As day turned to night in Hillary Clinton's hometown, and with final results getting closer, the feeling among many was a mixture of anticipation and fear.
"I've never seen an election like this," Amanda Weinstein, there with her two boys, told Daily Voice. "I thought voting for Barack Obama was a big deal, but this seems to blow it out of the water. I feel like there's a lot more at stake.
"I'm anxious, but optimistic that no matter what, tomorrow we can start to be friends with people that maybe we weren't friends with for the last several months," Weinstein added. "This is the first election where I've had boys who are aware of what's going on in the world, and it makes me very sad that they may feel like they can't be friends with certain people who see things a different way.
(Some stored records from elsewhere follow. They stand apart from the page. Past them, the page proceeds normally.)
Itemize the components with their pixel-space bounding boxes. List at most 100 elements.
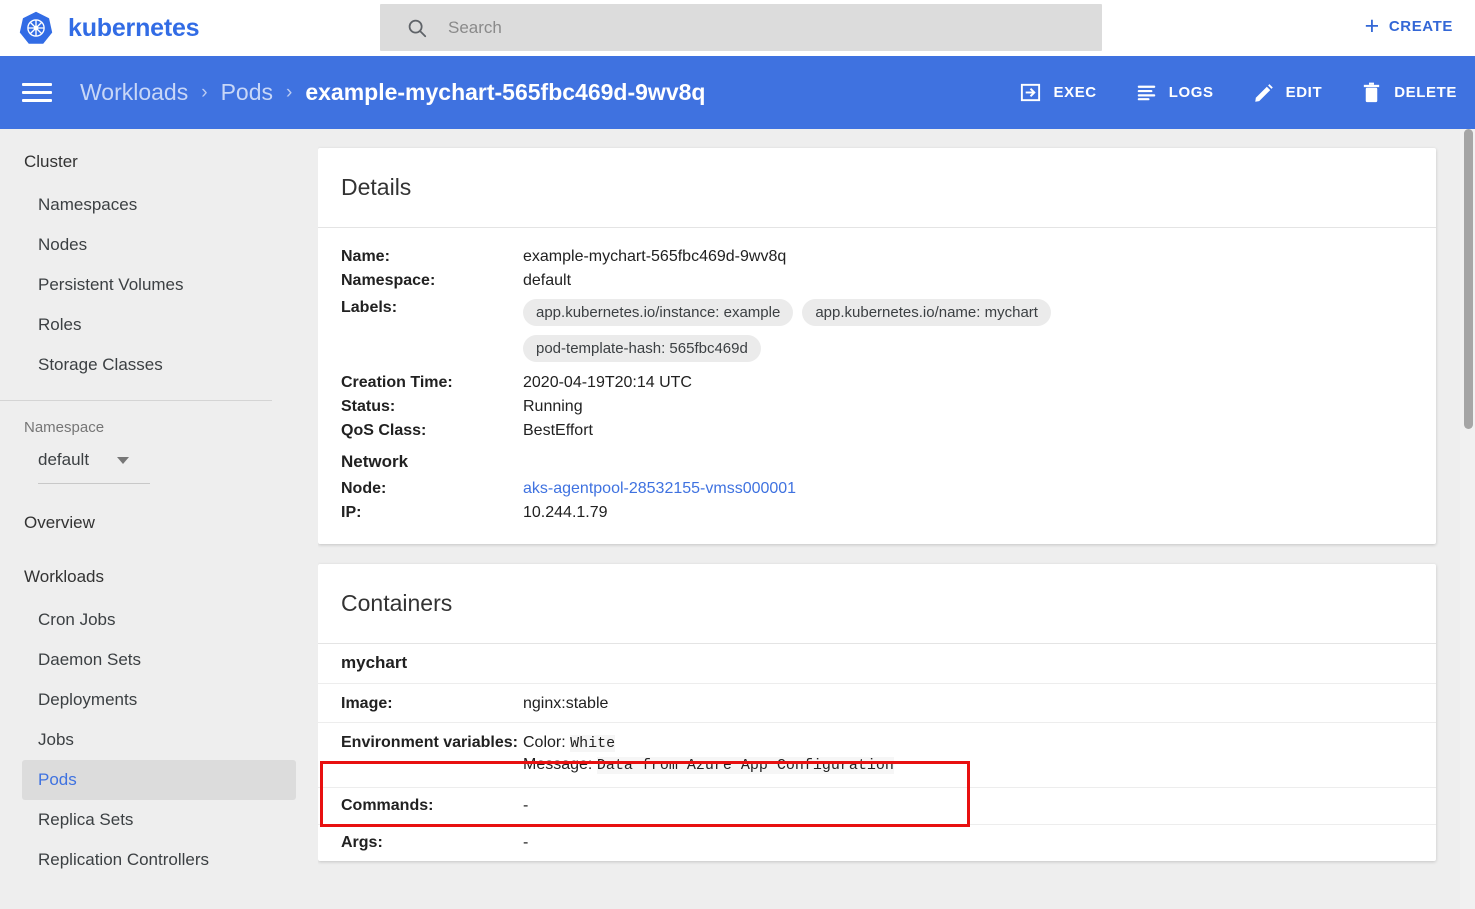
node-link[interactable]: aks-agentpool-28532155-vmss000001 <box>523 480 796 497</box>
container-name-heading: mychart <box>318 644 1436 684</box>
edit-button-label: EDIT <box>1285 84 1323 101</box>
namespace-selected-value: default <box>38 450 90 469</box>
label-chip[interactable]: app.kubernetes.io/name: mychart <box>802 299 1051 326</box>
sidebar-item-deployments[interactable]: Deployments <box>22 680 296 720</box>
label-chip-group: app.kubernetes.io/instance: example app.… <box>523 299 1183 362</box>
detail-value-name: example-mychart-565fbc469d-9wv8q <box>523 248 787 265</box>
sidebar-heading-workloads: Workloads <box>24 567 104 586</box>
detail-label-ip: IP: <box>341 504 362 521</box>
namespace-selector[interactable]: default <box>38 450 138 470</box>
detail-row-creation-time: Creation Time: 2020-04-19T20:14 UTC <box>318 365 1436 395</box>
container-label-commands: Commands: <box>341 797 434 814</box>
container-row-commands: Commands: - <box>318 787 1436 824</box>
detail-label-namespace: Namespace: <box>341 272 436 289</box>
container-label-args: Args: <box>341 834 383 851</box>
search-input[interactable] <box>448 17 1102 38</box>
detail-row-namespace: Namespace: default <box>318 269 1436 293</box>
create-button-label: CREATE <box>1388 18 1453 35</box>
exec-button-label: EXEC <box>1053 84 1097 101</box>
detail-value-ip: 10.244.1.79 <box>523 504 608 521</box>
containers-card: Containers mychart Image: nginx:stable E… <box>318 564 1436 861</box>
top-app-bar: kubernetes + CREATE <box>0 0 1475 56</box>
environment-variables-row: Environment variables: Color: White Mess… <box>318 722 1436 787</box>
sidebar-divider <box>0 400 272 401</box>
namespace-selector-label: Namespace <box>24 419 105 436</box>
breadcrumb-item-pods[interactable]: Pods <box>221 79 273 106</box>
breadcrumb: Workloads › Pods › example-mychart-565fb… <box>80 79 705 106</box>
breadcrumb-action-bar: Workloads › Pods › example-mychart-565fb… <box>0 56 1475 129</box>
logs-button[interactable]: LOGS <box>1135 81 1214 104</box>
sidebar-navigation: Cluster Namespaces Nodes Persistent Volu… <box>0 129 318 909</box>
detail-label-node: Node: <box>341 480 387 497</box>
details-section-network: Network <box>341 452 409 471</box>
detail-label-labels: Labels: <box>341 299 398 316</box>
sidebar-item-pods[interactable]: Pods <box>22 760 296 800</box>
details-card-body: Name: example-mychart-565fbc469d-9wv8q N… <box>318 228 1436 544</box>
sidebar-item-namespaces[interactable]: Namespaces <box>22 185 296 225</box>
breadcrumb-separator-icon: › <box>286 81 293 103</box>
env-var-value: Data from Azure App Configuration <box>596 757 894 774</box>
detail-row-ip: IP: 10.244.1.79 <box>318 501 1436 525</box>
env-var-key: Message: <box>523 756 593 773</box>
detail-label-qos: QoS Class: <box>341 422 427 439</box>
main-content: Details Name: example-mychart-565fbc469d… <box>318 129 1463 909</box>
container-row-args: Args: - <box>318 824 1436 861</box>
edit-button[interactable]: EDIT <box>1252 81 1323 104</box>
sidebar-heading-cluster: Cluster <box>24 152 78 171</box>
namespace-selector-underline <box>38 483 150 484</box>
sidebar-item-replica-sets[interactable]: Replica Sets <box>22 800 296 840</box>
trash-delete-icon <box>1364 82 1380 103</box>
detail-value-creation-time: 2020-04-19T20:14 UTC <box>523 374 692 391</box>
sidebar-item-roles[interactable]: Roles <box>22 305 296 345</box>
exec-terminal-icon <box>1021 83 1041 102</box>
main-scrollbar-thumb[interactable] <box>1464 129 1473 429</box>
pod-action-buttons: EXEC LOGS EDIT DELETE <box>981 56 1457 129</box>
env-var-entry: Color: White <box>523 734 894 752</box>
hamburger-menu-icon[interactable] <box>22 78 52 107</box>
label-chip[interactable]: pod-template-hash: 565fbc469d <box>523 335 761 362</box>
breadcrumb-item-current-pod: example-mychart-565fbc469d-9wv8q <box>305 79 706 105</box>
sidebar-item-replication-controllers[interactable]: Replication Controllers <box>22 840 296 880</box>
detail-row-qos: QoS Class: BestEffort <box>318 419 1436 443</box>
delete-button[interactable]: DELETE <box>1360 81 1457 104</box>
details-card-title: Details <box>318 148 1436 228</box>
breadcrumb-separator-icon: › <box>201 81 208 103</box>
logs-lines-icon <box>1137 85 1156 101</box>
brand-name: kubernetes <box>68 13 200 42</box>
sidebar-item-nodes[interactable]: Nodes <box>22 225 296 265</box>
containers-card-body: mychart Image: nginx:stable Environment … <box>318 644 1436 861</box>
main-scrollbar-track[interactable] <box>1460 129 1475 909</box>
detail-row-status: Status: Running <box>318 395 1436 419</box>
detail-row-node: Node: aks-agentpool-28532155-vmss000001 <box>318 477 1436 501</box>
search-icon <box>408 19 427 37</box>
detail-row-name: Name: example-mychart-565fbc469d-9wv8q <box>318 245 1436 269</box>
sidebar-item-overview[interactable]: Overview <box>0 500 318 546</box>
container-value-args: - <box>523 834 529 851</box>
container-label-env: Environment variables: <box>341 734 518 751</box>
pencil-edit-icon <box>1254 84 1273 102</box>
sidebar-item-persistent-volumes[interactable]: Persistent Volumes <box>22 265 296 305</box>
container-value-commands: - <box>523 797 529 814</box>
create-button[interactable]: + CREATE <box>1365 14 1453 39</box>
detail-label-creation-time: Creation Time: <box>341 374 453 391</box>
logs-button-label: LOGS <box>1168 84 1214 101</box>
detail-label-name: Name: <box>341 248 390 265</box>
exec-button[interactable]: EXEC <box>1019 81 1096 104</box>
label-chip[interactable]: app.kubernetes.io/instance: example <box>523 299 794 326</box>
container-label-image: Image: <box>341 695 393 712</box>
kubernetes-helm-wheel-icon <box>19 11 53 44</box>
sidebar-item-jobs[interactable]: Jobs <box>22 720 296 760</box>
search-box[interactable] <box>380 4 1102 51</box>
breadcrumb-item-workloads[interactable]: Workloads <box>80 79 188 106</box>
sidebar-item-storage-classes[interactable]: Storage Classes <box>22 345 296 385</box>
detail-row-labels: Labels: app.kubernetes.io/instance: exam… <box>318 293 1436 365</box>
detail-value-namespace: default <box>523 272 572 289</box>
brand-logo-group[interactable]: kubernetes <box>0 10 200 46</box>
details-card: Details Name: example-mychart-565fbc469d… <box>318 148 1436 544</box>
container-row-image: Image: nginx:stable <box>318 686 1436 722</box>
sidebar-item-cron-jobs[interactable]: Cron Jobs <box>22 600 296 640</box>
detail-value-qos: BestEffort <box>523 422 593 439</box>
plus-icon: + <box>1364 12 1380 40</box>
container-value-env: Color: White Message: Data from Azure Ap… <box>523 734 894 774</box>
sidebar-item-daemon-sets[interactable]: Daemon Sets <box>22 640 296 680</box>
My hope is that we can put this race behind us, it will be an anomaly, an interesting little fact in history, and that there will never be anything like this again."
"We're here hoping to celebrate, we want to be part of the community," Mariana Piccirillo, of Chappaqua, said. "There absolutely is some fear - we're praying every moment."
Piccirillo said what many seem to be thinking.
"Typically, I'm OK with a president I didn't vote for," she said. "Because I know he has moral values, I know that we'll be OK as a nation because we elected someone who is a leader, and morally will lead us in the right direction. I always felt like that - in all the elections.
"But this one is so scary because if Donald Trump becomes President, what's going to happen to us as a country," she added. "I can't get behind that. That's what bothers me, that's why this election is so different."